Google also announces additional projects, prototypes.
Project Mariner
Another proof of concept is Project Mariner, an experimental Chrome extension that showcases Google’s attempt to make Gemini browser screens readable. Users can ask it to summarize web pages or make purchases.
“It’s still early days, but Project Mariner shows that it’s becoming technically possible to navigate within the browser, even though it’s difficult to complete tasks today,” said Google DeepMind CEOs Demas Hassabis and Kore Kavokoglu. For is not always accurate and slow, which will improve rapidly over time.” , Google DeepMind’s CTO wrote in a press release.

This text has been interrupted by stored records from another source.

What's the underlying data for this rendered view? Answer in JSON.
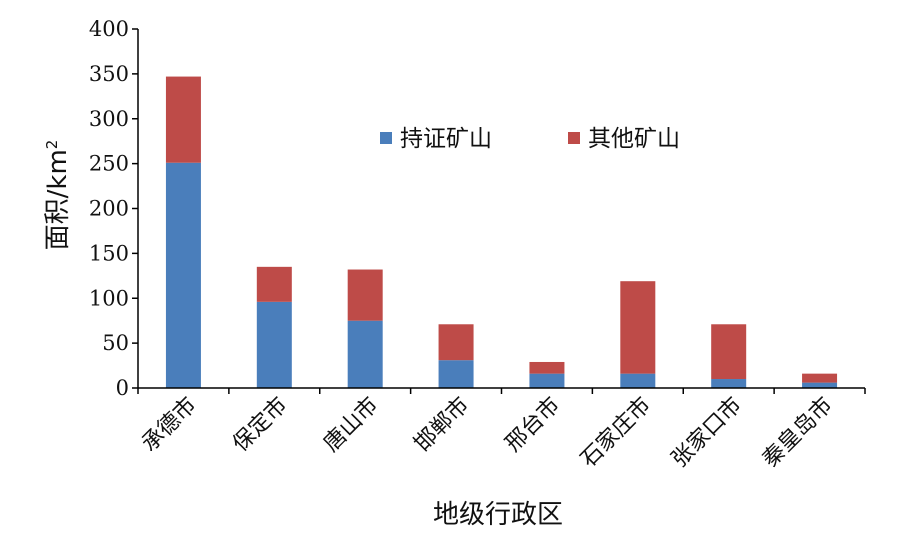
{
  "chart_data": {
    "type": "bar",
    "stacked": true,
    "categories": [
      "承德市",
      "保定市",
      "唐山市",
      "邯郸市",
      "邢台市",
      "石家庄市",
      "张家口市",
      "秦皇岛市"
    ],
    "series": [
      {
        "name": "持证矿山",
        "color": "#4a7ebb",
        "values": [
          251,
          96,
          75,
          31,
          16,
          16,
          10,
          6
        ]
      },
      {
        "name": "其他矿山",
        "color": "#be4b48",
        "values": [
          96,
          39,
          57,
          40,
          13,
          103,
          61,
          10
        ]
      }
    ],
    "xlabel": "地级行政区",
    "ylabel_main": "面积/km",
    "ylabel_sup": "2",
    "ylim": [
      0,
      400
    ],
    "yticks": [
      "0",
      "50",
      "100",
      "150",
      "200",
      "250",
      "300",
      "350",
      "400"
    ],
    "grid": false,
    "legend_position": "top-right, horizontal"
  }
}
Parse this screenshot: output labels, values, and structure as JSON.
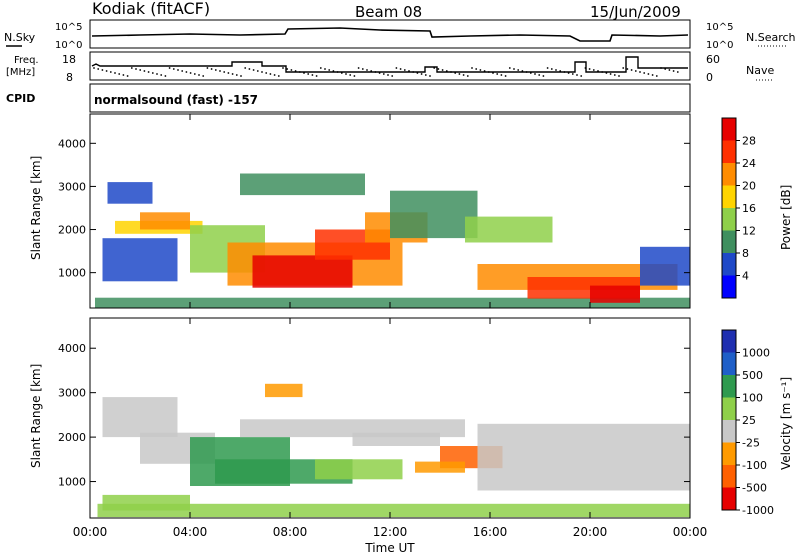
{
  "header": {
    "station": "Kodiak (fitACF)",
    "beam": "Beam 08",
    "date": "15/Jun/2009"
  },
  "top_panels": {
    "nsky_label": "N.Sky",
    "nsky_ticks": [
      "10^5",
      "10^0"
    ],
    "nsearch_label": "N.Search",
    "nsearch_ticks": [
      "10^5",
      "10^0"
    ],
    "freq_label": "Freq.",
    "freq_unit": "[MHz]",
    "freq_ticks": [
      "18",
      "8"
    ],
    "nave_label": "Nave",
    "nave_ticks": [
      "60",
      "0"
    ],
    "cpid_label": "CPID",
    "cpid_value": "normalsound (fast) -157"
  },
  "colors": {
    "power": [
      "#0000ff",
      "#1f49c8",
      "#3f8f5f",
      "#8fd04a",
      "#ffd400",
      "#ff8c00",
      "#ff3000",
      "#e60000"
    ],
    "velocity": [
      "#e60000",
      "#ff6000",
      "#ff9a00",
      "#c8c8c8",
      "#8fd04a",
      "#2f9a4f",
      "#1f5fc8",
      "#1f2fb0"
    ]
  },
  "chart_data": [
    {
      "type": "heatmap",
      "name": "power",
      "xlabel": "Time UT",
      "ylabel": "Slant Range [km]",
      "x_ticks": [
        "00:00",
        "04:00",
        "08:00",
        "12:00",
        "16:00",
        "20:00",
        "00:00"
      ],
      "y_ticks": [
        1000,
        2000,
        3000,
        4000
      ],
      "ylim": [
        180,
        4680
      ],
      "colorbar_label": "Power [dB]",
      "colorbar_ticks": [
        "4",
        "8",
        "12",
        "16",
        "20",
        "24",
        "28"
      ],
      "regions": [
        {
          "t0": 0.2,
          "t1": 24,
          "r0": 180,
          "r1": 420,
          "level": 2
        },
        {
          "t0": 0.5,
          "t1": 3.5,
          "r0": 800,
          "r1": 1800,
          "level": 1
        },
        {
          "t0": 1.0,
          "t1": 4.5,
          "r0": 1900,
          "r1": 2200,
          "level": 4
        },
        {
          "t0": 2.0,
          "t1": 4.0,
          "r0": 2000,
          "r1": 2400,
          "level": 5
        },
        {
          "t0": 0.7,
          "t1": 2.5,
          "r0": 2600,
          "r1": 3100,
          "level": 1
        },
        {
          "t0": 4.0,
          "t1": 7.0,
          "r0": 1000,
          "r1": 2100,
          "level": 3
        },
        {
          "t0": 5.5,
          "t1": 12.5,
          "r0": 700,
          "r1": 1700,
          "level": 5
        },
        {
          "t0": 6.5,
          "t1": 10.5,
          "r0": 650,
          "r1": 1400,
          "level": 7
        },
        {
          "t0": 9.0,
          "t1": 12.0,
          "r0": 1300,
          "r1": 2000,
          "level": 6
        },
        {
          "t0": 11.0,
          "t1": 13.5,
          "r0": 1700,
          "r1": 2400,
          "level": 5
        },
        {
          "t0": 6.0,
          "t1": 11.0,
          "r0": 2800,
          "r1": 3300,
          "level": 2
        },
        {
          "t0": 12.0,
          "t1": 15.5,
          "r0": 1800,
          "r1": 2900,
          "level": 2
        },
        {
          "t0": 15.5,
          "t1": 23.5,
          "r0": 600,
          "r1": 1200,
          "level": 5
        },
        {
          "t0": 17.5,
          "t1": 22.0,
          "r0": 400,
          "r1": 900,
          "level": 6
        },
        {
          "t0": 20.0,
          "t1": 22.0,
          "r0": 300,
          "r1": 700,
          "level": 7
        },
        {
          "t0": 15.0,
          "t1": 18.5,
          "r0": 1700,
          "r1": 2300,
          "level": 3
        },
        {
          "t0": 22.0,
          "t1": 24.0,
          "r0": 700,
          "r1": 1600,
          "level": 1
        }
      ]
    },
    {
      "type": "heatmap",
      "name": "velocity",
      "xlabel": "Time UT",
      "ylabel": "Slant Range [km]",
      "x_ticks": [
        "00:00",
        "04:00",
        "08:00",
        "12:00",
        "16:00",
        "20:00",
        "00:00"
      ],
      "y_ticks": [
        1000,
        2000,
        3000,
        4000
      ],
      "ylim": [
        180,
        4680
      ],
      "colorbar_label": "Velocity [m s⁻¹]",
      "colorbar_ticks": [
        "1000",
        "500",
        "100",
        "25",
        "-25",
        "-100",
        "-500",
        "-1000"
      ],
      "regions": [
        {
          "t0": 0.3,
          "t1": 24,
          "r0": 200,
          "r1": 500,
          "level": 4
        },
        {
          "t0": 0.5,
          "t1": 3.5,
          "r0": 2000,
          "r1": 2900,
          "level": 3
        },
        {
          "t0": 2.0,
          "t1": 5.0,
          "r0": 1400,
          "r1": 2100,
          "level": 3
        },
        {
          "t0": 4.0,
          "t1": 8.0,
          "r0": 900,
          "r1": 2000,
          "level": 5
        },
        {
          "t0": 5.0,
          "t1": 10.5,
          "r0": 950,
          "r1": 1500,
          "level": 5
        },
        {
          "t0": 9.0,
          "t1": 12.5,
          "r0": 1050,
          "r1": 1500,
          "level": 4
        },
        {
          "t0": 10.5,
          "t1": 14.0,
          "r0": 1800,
          "r1": 2100,
          "level": 3
        },
        {
          "t0": 14.0,
          "t1": 16.5,
          "r0": 1300,
          "r1": 1800,
          "level": 1
        },
        {
          "t0": 13.0,
          "t1": 15.0,
          "r0": 1200,
          "r1": 1450,
          "level": 2
        },
        {
          "t0": 6.0,
          "t1": 15.0,
          "r0": 2000,
          "r1": 2400,
          "level": 3
        },
        {
          "t0": 15.5,
          "t1": 24.0,
          "r0": 800,
          "r1": 2300,
          "level": 3
        },
        {
          "t0": 0.5,
          "t1": 4.0,
          "r0": 350,
          "r1": 700,
          "level": 4
        },
        {
          "t0": 7.0,
          "t1": 8.5,
          "r0": 2900,
          "r1": 3200,
          "level": 2
        }
      ]
    }
  ]
}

WATCH: Google Reveals Special Image and Video Generation AI models Even in early December.
Deep research
Deep Research, available with a Gemini Advanced subscription, is an experimental model connected to the web. It is designed for grad students, scientists, or entrepreneurs to create research projects and outlines. The tool searches the web for a topic of your choice, submits a research plan for approval or modification, and then analyzes existing work.
Jules Developer Assistant
Google also announced a new developer tool called Jules, a coding assistant powered by Gemini 2.0 Flash. Jules sits inside GitHub and can write code, fix bugs, and create and execute multi-step plans. Jules is available today to a limited pool of testers. Google expects widespread availability in early 2025.
Google is gearing up to tackle cyber threats.
Google also noted that it knows that Project Mariner, in particular, could be a rich hunting ground for it. Instant injection attacks. The company said it is working on guardrails against it. Attempts at forgery and fraud. Where attackers can hide AI instructions in emails, websites, or documents.